06/03/2008, South Africa - "Eskom may call for two time zones to spread demand",
Cape Argus, South Africa, by John Yeld
See Africa Time Zone Map with current time.
Eskom may call for two time zones to spread demand.
Eskom's study of daylight saving as a way of spreading the peak demand period for power - one way of reducing the threat of load-shedding - is expected to be completed this month.
The study could recommend that South Africa be divided into two permanent time zones.
This was revealed by Minerals and Energy Minister Buyelwa Sonjica in response to a parliamentary question by DA environment spokesman Gareth Morgan.
Morgan asked whether a study had been done to assess the viability of instituting daylight saving; whether the government had any intention of instituting daylight saving; and what the cost implications were of such an initiative.
Sonjica said studies of daylight savings had been conducted in 1986 by the CSIR and again in 2006 by Eskom.
"The conclusions of those studies were that there would not be any significant impact on the energy consumption, either in the reduction on the peak demand or reduction on the base-load power, as a result of the introduction of daylight saving."
But it was accepted that the findings of these studies were now dated, and a new study by Eskom, commissioned by the Department of Public Enterprises, was expected to be completed this month, Sonjica said.
"The current position may be reconsidered if the new study recommends such.

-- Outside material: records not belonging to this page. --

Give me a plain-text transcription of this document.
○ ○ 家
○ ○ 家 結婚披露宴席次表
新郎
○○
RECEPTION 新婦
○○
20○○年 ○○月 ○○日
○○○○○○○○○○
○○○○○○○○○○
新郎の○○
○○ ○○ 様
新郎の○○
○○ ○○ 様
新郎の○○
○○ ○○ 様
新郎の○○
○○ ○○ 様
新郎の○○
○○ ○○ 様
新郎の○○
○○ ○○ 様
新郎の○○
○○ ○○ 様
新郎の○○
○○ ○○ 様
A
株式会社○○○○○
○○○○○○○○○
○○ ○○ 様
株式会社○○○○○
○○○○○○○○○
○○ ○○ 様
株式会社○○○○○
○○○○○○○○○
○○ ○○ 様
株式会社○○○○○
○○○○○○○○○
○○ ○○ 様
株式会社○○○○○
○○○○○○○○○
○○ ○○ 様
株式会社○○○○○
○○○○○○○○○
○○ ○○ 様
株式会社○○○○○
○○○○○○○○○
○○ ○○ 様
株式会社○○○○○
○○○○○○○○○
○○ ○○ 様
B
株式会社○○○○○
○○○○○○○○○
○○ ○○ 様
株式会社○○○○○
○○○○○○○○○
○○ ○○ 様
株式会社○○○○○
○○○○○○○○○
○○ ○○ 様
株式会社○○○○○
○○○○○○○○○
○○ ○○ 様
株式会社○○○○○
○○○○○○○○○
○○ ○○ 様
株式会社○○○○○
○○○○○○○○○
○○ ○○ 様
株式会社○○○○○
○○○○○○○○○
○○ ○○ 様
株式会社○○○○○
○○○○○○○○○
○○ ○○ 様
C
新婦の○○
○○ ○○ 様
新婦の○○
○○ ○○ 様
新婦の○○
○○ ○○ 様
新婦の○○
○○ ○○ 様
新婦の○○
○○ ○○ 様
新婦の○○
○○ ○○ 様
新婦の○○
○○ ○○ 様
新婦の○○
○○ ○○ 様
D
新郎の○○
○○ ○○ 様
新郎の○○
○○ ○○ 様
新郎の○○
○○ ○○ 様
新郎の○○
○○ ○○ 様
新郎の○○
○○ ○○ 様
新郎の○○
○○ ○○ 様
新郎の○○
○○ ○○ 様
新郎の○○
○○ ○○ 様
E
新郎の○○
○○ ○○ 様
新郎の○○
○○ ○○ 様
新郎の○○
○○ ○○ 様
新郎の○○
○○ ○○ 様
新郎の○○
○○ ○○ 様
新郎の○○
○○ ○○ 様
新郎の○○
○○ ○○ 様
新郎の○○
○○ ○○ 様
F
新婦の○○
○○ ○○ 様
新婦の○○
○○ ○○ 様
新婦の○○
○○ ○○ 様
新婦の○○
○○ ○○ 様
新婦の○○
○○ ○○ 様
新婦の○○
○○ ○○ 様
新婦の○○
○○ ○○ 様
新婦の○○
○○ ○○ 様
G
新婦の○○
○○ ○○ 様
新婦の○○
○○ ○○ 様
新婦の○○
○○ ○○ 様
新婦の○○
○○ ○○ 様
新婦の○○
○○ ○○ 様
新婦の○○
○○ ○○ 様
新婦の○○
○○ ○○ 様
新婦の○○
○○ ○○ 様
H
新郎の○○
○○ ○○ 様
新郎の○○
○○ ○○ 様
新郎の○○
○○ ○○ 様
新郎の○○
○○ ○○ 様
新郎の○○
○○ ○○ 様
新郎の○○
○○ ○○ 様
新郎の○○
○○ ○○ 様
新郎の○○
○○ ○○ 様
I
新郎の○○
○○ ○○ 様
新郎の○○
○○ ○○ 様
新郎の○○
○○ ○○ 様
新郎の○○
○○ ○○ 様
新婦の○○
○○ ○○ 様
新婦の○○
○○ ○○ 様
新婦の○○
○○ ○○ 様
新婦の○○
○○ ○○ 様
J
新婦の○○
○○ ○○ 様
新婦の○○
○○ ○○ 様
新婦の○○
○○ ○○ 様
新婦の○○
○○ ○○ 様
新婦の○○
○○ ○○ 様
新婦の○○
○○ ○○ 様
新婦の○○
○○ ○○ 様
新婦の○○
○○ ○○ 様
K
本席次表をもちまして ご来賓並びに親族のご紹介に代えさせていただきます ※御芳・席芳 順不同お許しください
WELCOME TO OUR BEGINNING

This will take into account attendant potential socio-economic impacts on a national scale and provide a cost-benefit analysis."
There have been arguments for some form of daylight saving for decades - mainly from the eastern half of the country and cities like Durban, which experiences a very "early" dawn and an equally "early" darkness.
Advancing the clock by an hour would allow this half of the country a more "normal" daylight/night-time split, but would make for very long evenings - in summer - for the western half of the country.
In September 2006, former Eskom council member and electrical engineer Professor Christo Viljoen urged the government to consider seriously his proposal that the country be split into two time zones to stagger peak-hour demand on Eskom.
Viljoen emphasised that he was talking about permanent time zones, not daylight savings.
"Just one hour's difference would have a major impact on the electricity supply in this country," he argued.
He proposed putting clocks back by an hour in the western half of the country, where the sun rises and sets about 50 minutes later than in the east.
Varying time zones worked well in other countries, such as the US, which has five, Russia, which has seven, and Australia, which has three, Viljoen said.
Earlier this year, Eskom chief operating officer Brian Dames told Parliament they were studying the potential benefits of daylight saving in efforts to find power-saving mechanisms to relieve the electricity crunch.
Dames, who appeared unenthusiastic about the possibility, said evidence to date suggested such a move would not actually save electricity but would "shift" about 200MW of demand to a different time.
He said Eskom had looked at the issue of having differing permanent time zones.
"In the past, the bulk of electricity use was in Gauteng, so it made no sense to introduce daylight saving (for this purpose). But now that the structure of the economy is changing, with in-creased economic activity elsewhere, it may be worth revisiting," he said.